With a hopeful eye toward further industry growth, this is the first installment of a series of posts that will discuss some of the important “fundraising dos and don’ts.” While the volatility of many of the sector’s publicly traded companies has garnered the lion’s share of media attention, this series will focus largely on considerations for private cannabis companies seeking to raise capital from prospective investors.
To that end, this series will discuss key issues for companies to consider when raising capital, including:
- Investor qualifications (e.g., “accredited investors under Rule 501 of Regulation D);
- Private placement offering exemptions from registration under federal securities laws and state Blue Sky Laws;
- Using intermediaries to solicit prospective investors (e.g., broker-dealers vs. unregistered “finders”); and
- Risk factors and material disclosures in an issuer’s offering materials.
Legal compliance is particularly important for companies in the cannabis industry that seek to raise capital. Not only is this a highly regulated industry, but offers and sales of securities of companies within the industry are generally subject to enhanced scrutiny by state and federal securities regulators.
In September 2018, the U.S. Securities and Exchange Commission posted an alert posted on its website to warn investors about the risk of fraud marijuana investments. The alert also states that the SEC “regularly receives complaints about marijuana-related investments, and the SEC continues to bring enforcement actions in this area.”
State regulators are also paying attention.

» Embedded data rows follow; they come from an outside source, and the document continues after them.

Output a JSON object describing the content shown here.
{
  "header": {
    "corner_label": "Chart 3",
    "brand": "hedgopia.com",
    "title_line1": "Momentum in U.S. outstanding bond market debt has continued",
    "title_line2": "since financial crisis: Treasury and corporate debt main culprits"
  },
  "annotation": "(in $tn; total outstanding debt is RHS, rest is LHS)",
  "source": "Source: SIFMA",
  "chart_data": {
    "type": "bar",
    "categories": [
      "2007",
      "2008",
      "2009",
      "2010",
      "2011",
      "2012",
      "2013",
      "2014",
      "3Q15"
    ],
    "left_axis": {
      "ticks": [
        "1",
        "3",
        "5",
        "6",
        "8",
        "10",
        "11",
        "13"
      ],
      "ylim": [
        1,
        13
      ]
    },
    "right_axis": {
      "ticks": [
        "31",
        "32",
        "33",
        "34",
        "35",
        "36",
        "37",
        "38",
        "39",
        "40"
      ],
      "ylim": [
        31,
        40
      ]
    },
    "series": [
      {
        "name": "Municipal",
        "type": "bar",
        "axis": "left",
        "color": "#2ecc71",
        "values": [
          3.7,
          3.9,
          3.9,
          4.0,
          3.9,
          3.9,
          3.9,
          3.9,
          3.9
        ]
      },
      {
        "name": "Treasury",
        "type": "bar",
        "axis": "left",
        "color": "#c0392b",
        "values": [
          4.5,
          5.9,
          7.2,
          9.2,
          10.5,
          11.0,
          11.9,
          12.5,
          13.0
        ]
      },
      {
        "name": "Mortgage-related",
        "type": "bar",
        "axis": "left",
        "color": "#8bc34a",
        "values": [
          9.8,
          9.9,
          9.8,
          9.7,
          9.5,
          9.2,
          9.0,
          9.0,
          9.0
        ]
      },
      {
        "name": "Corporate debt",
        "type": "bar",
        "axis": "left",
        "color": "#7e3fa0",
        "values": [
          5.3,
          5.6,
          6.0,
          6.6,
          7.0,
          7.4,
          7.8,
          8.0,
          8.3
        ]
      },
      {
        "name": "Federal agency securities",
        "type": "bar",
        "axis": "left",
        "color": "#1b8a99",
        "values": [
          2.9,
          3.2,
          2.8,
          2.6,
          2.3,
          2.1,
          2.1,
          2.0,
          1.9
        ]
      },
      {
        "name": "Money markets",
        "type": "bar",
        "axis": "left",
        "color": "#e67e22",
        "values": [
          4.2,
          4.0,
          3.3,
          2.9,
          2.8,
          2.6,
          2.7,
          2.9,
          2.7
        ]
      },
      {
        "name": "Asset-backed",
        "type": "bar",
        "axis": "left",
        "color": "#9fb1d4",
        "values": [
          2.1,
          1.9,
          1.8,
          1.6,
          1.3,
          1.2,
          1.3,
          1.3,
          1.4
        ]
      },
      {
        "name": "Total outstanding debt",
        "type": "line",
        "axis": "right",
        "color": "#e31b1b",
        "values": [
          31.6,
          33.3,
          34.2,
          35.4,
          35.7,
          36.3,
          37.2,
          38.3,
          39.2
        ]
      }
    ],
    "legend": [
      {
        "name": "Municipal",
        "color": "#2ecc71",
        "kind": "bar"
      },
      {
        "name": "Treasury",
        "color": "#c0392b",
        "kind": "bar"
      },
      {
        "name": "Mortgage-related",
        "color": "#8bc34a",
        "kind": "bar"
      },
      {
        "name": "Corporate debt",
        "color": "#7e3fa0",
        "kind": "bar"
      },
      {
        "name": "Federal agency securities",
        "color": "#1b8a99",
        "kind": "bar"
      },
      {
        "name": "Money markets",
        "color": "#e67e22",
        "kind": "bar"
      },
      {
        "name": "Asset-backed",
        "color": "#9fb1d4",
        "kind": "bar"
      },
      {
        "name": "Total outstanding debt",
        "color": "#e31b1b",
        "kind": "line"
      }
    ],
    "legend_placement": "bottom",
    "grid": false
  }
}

For example, in Massachusetts, Secretary of the Commonwealth William F. Galvin announced in June 2019 that the state’s Securities Division was launching an inquiry into businesses raising money through investments in the state’s cannabis industry. Galvin stated that the “Securities Division intends to scrutinize these offerings to proactively prevent investor harm.” Significantly, Galvin highlighted investor disclosures as a central concern. Other states, such as Colorado, have also issued marijuana-investment related warnings.

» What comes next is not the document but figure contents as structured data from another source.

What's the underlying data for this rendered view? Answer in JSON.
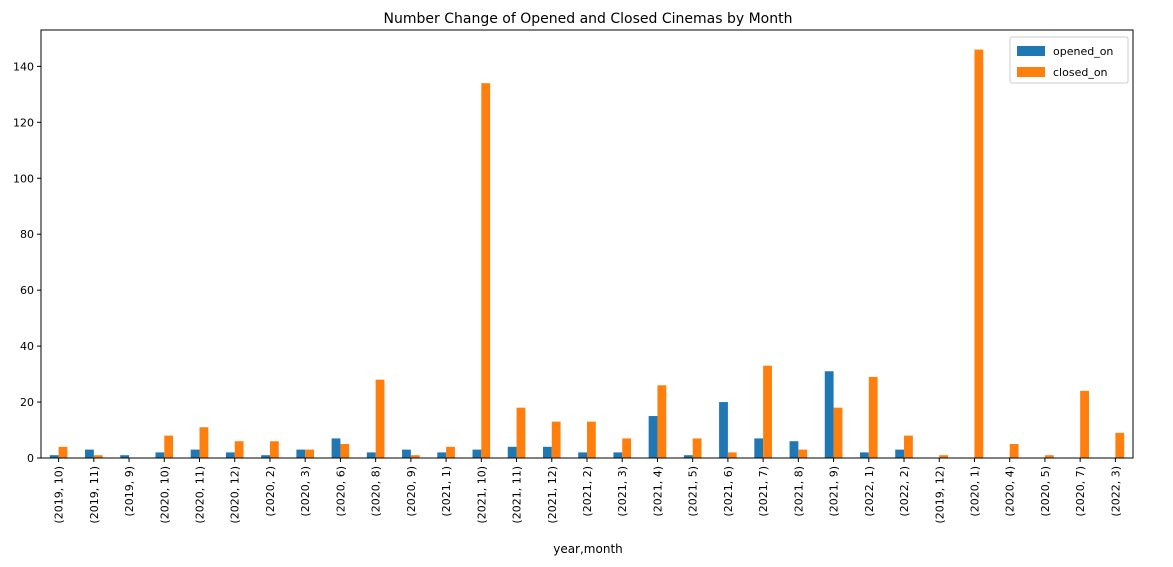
{
  "chart_data": {
    "type": "bar",
    "title": "Number Change of Opened and Closed Cinemas by Month",
    "xlabel": "year,month",
    "ylabel": "",
    "ylim": [
      0,
      153
    ],
    "yticks": [
      0,
      20,
      40,
      60,
      80,
      100,
      120,
      140
    ],
    "legend": "top-right",
    "grid": false,
    "categories": [
      "(2019, 10)",
      "(2019, 11)",
      "(2019, 9)",
      "(2020, 10)",
      "(2020, 11)",
      "(2020, 12)",
      "(2020, 2)",
      "(2020, 3)",
      "(2020, 6)",
      "(2020, 8)",
      "(2020, 9)",
      "(2021, 1)",
      "(2021, 10)",
      "(2021, 11)",
      "(2021, 12)",
      "(2021, 2)",
      "(2021, 3)",
      "(2021, 4)",
      "(2021, 5)",
      "(2021, 6)",
      "(2021, 7)",
      "(2021, 8)",
      "(2021, 9)",
      "(2022, 1)",
      "(2022, 2)",
      "(2019, 12)",
      "(2020, 1)",
      "(2020, 4)",
      "(2020, 5)",
      "(2020, 7)",
      "(2022, 3)"
    ],
    "series": [
      {
        "name": "opened_on",
        "color": "#1f77b4",
        "values": [
          1,
          3,
          1,
          2,
          3,
          2,
          1,
          3,
          7,
          2,
          3,
          2,
          3,
          4,
          4,
          2,
          2,
          15,
          1,
          20,
          7,
          6,
          31,
          2,
          3,
          0,
          0,
          0,
          0,
          0,
          0
        ]
      },
      {
        "name": "closed_on",
        "color": "#ff7f0e",
        "values": [
          4,
          1,
          0,
          8,
          11,
          6,
          6,
          3,
          5,
          28,
          1,
          4,
          134,
          18,
          13,
          13,
          7,
          26,
          7,
          2,
          33,
          3,
          18,
          29,
          8,
          1,
          146,
          5,
          1,
          24,
          9
        ]
      }
    ]
  }
}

Unsurprisingly, state securities enforcement divisions in Massachusetts, Colorado, among other states, have vigorously pursued enforcement actions against cannabis issuers, investment advisers, and broker-dealers, for alleged securities violations. Examples of these alleged violations include:
- Untrue statements of material facts or omissions contained in an issuer’s offering documents;
- The offer and sale of unregistered securities;
- Improper sales of securities to non-accredited investors; and
- Use of unregistered broker-dealers, investment advisers, or their unlicensed representatives.
With all of this as a backdrop, companies raising capital in the industry are clearly navigating a potential regulatory minefield. Any company planning to engage in fundraising efforts – especially in the cannabis industry – would be well advised to proceed with caution by taking the necessary steps to ensure strict legal and securities regulatory compliance.